Buldukları şey, koku reseptörlerimizi kodlayan genlerdeki değişiklikler nedeniyle insanların koku alma duyusunun zamanla bozulduğuna dair uzun süredir devam eden bir hipotezi destekliyor. Ancak, herkes bu hipotezle aynı fikirde değil (buna daha sonra değineceğiz).

Katılımcılar, kokuların yoğunluğunu ve tadını 100 puanlık bir ölçekte derecelendirdiler ve araştırmacılar, insanların kokuları nasıl algıladıklarıyla ilgili değişiklikleri bulmayı umarak koku alma genlerindeki genetik varyasyona baktılar.

“Bu algısal varyansı genetik varyansla karşılaştırmak, tek koku reseptörlerinin rolünü belirlememizi sağlıyor.” Bana ve meslektaşlarıma yaz.

Ekip iki yeni koku reseptörü belirledi: biri Galaxolide’ı algılayan – bir ‘Temizlik’birçok parfümde kullanılan tatlı, pudramsı bir koku ve insan vücudunun kokusunu oluşturan yaklaşık 120 bileşikten biri olan 3M2H adlı kimyasalı algılayan bir başka koku.

Bu reseptörleri kodlayan genlerdeki mutasyonlar, insanların kokuları daha güçlü veya daha az yoğun olarak algılamasını etkiledi, ancak genler, farkın yalnızca küçük bir kısmını açıklıyor.

Lee ve meslektaşları, bu iki yeni keşfedilen genetik değişikliği ve kokuyla ilgili diğer 27 mutasyonu, her bir mutasyonun genomlarımıza girdiği evrimsel yaşı ve değişikliklerin insan koku alıcılarını kokulara karşı daha az mı yoksa daha fazla mı duyarlı hale getirdiğinin düşünülüp düşünülmediğini karşılaştırarak incelediler. .

“Koku algısı ile ilişkili yayınlanmış tüm genetik varyasyonları özetleyerek, reseptörün atalarına ait kopyalarına sahip bireylerin, ilgili kokuyu daha yoğun olarak sınıflandırma eğiliminde olduklarını bulduk.” Yazarlar, bu kanıtın insanların koku alma duyusunun zamanla azaldığını öne sürdüğünü yazdı.

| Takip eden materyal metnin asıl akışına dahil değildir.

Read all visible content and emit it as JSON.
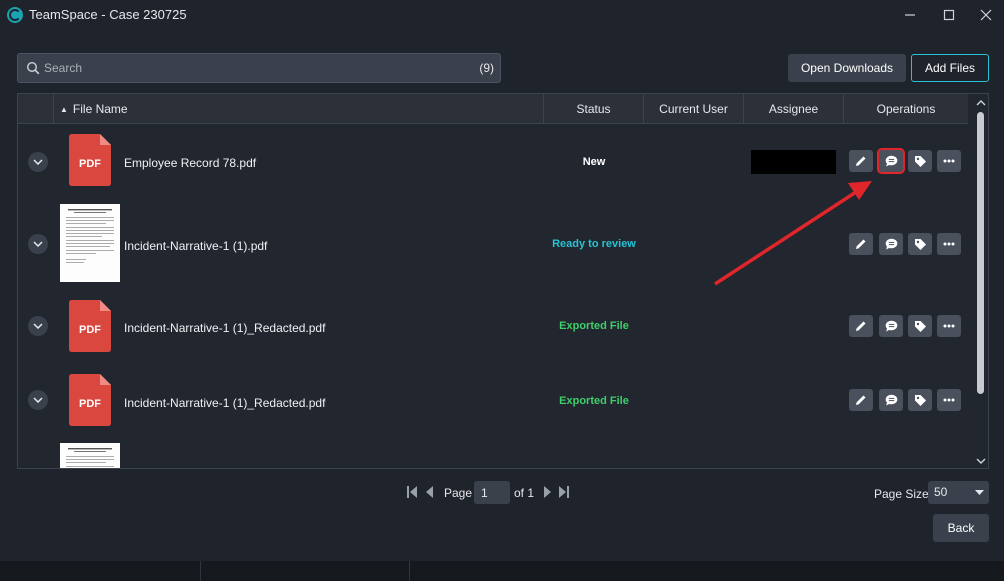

“Bu çalışma, bu hipotezi doğrudan ele almak için tasarlanmamıştır ve seçim yanlılığından muzdarip olabilir, ancak bu veriler, primat koku alma geni repertuarlarının zaman içinde bozulduğu hipotezini desteklemektedir.” Onlar yazar.

Bu fikir yeni değil: Uzun süredir devam eden bir teori var – bazıları buna bir efsane diyor olsa da – görme baskın duyumuz haline geldiği için insanların koku alma duyularını kaybettikleri.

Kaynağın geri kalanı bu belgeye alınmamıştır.